Some investors end up focusing on important market indices, whereas other investors focus on short term returns. It is a common sight for an investor to pick a mutual fund based on performance of a single year. Sadly investors realize their mistake when they end up discussing about mutual funds with an expert on an online forum. They feel that to get out of this scheme might involve upfront costs. An exit load is levied once you have to exit the scheme. If you go on to sell equity investments before a year, it is mandatory to pay short term capital gains up to 15 %.

Give due importance to your risk profile

New investors end up betting on small cap schemes. They feel this is going to make them rich quickly, but in no way it means that this stellar performance is likely to be repeated each year. Even if it does they carry a high degree of risk and are suggested for an investor with a high risk appetite. For a conservative investor they might be overwhelmed by the occasion and exit in a hurry. No need to be adventure prone and think you can tolerate investments with a high risk capacity. Go on to assess your funds and choose one based on the levels of your risk tolerance.

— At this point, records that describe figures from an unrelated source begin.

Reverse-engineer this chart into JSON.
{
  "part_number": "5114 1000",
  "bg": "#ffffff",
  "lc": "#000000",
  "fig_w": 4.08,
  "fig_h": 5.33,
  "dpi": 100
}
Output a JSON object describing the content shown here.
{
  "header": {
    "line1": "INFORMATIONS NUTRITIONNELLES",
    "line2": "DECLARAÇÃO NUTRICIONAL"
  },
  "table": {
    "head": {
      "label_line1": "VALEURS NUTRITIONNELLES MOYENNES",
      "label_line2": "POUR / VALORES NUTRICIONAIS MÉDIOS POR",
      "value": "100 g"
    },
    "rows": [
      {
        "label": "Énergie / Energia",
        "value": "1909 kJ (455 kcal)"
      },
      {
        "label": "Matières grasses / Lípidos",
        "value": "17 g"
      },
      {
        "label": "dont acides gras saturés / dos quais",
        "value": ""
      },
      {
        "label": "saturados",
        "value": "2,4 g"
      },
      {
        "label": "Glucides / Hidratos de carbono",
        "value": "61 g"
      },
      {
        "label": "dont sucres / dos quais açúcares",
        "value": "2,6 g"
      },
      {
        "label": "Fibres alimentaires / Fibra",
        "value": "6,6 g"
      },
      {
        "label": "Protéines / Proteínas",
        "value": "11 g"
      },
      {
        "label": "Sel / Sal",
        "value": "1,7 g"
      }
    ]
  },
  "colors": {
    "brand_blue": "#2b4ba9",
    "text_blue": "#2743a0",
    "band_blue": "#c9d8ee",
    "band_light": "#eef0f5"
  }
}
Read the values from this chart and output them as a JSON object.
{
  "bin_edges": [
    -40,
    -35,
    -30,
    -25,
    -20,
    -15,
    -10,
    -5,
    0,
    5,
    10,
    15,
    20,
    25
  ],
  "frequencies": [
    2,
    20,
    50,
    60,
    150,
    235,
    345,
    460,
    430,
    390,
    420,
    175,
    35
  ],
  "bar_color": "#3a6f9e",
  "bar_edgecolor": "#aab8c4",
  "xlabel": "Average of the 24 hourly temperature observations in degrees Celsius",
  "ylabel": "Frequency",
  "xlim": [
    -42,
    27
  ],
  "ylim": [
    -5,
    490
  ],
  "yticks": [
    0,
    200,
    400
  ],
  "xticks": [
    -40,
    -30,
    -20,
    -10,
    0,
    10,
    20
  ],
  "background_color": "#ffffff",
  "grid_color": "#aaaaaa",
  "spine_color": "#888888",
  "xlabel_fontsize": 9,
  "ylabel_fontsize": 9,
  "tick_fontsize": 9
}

Do not commit to invest in ELSS rather than required sum of money

ELSS funds work out to be ideal for a first time investor. No way it means that you should end up your entire funds in them as whatever you invest the maximum amount of rebate is Rs 1.5 lakhs. Even if you go on to invest a higher sum this is the maximum possible rebate under section 80 C of the Income tax act. It is suggested that you invest extra money in other funds so as to improve your risk profile and built on your portfolio.

To conclude pay less heed to terms like book profits that could be really confusing for a first time investor. Just ignore and do follow the tips that these tips are not meant for a first time investor, though for an existing investor it would be of help.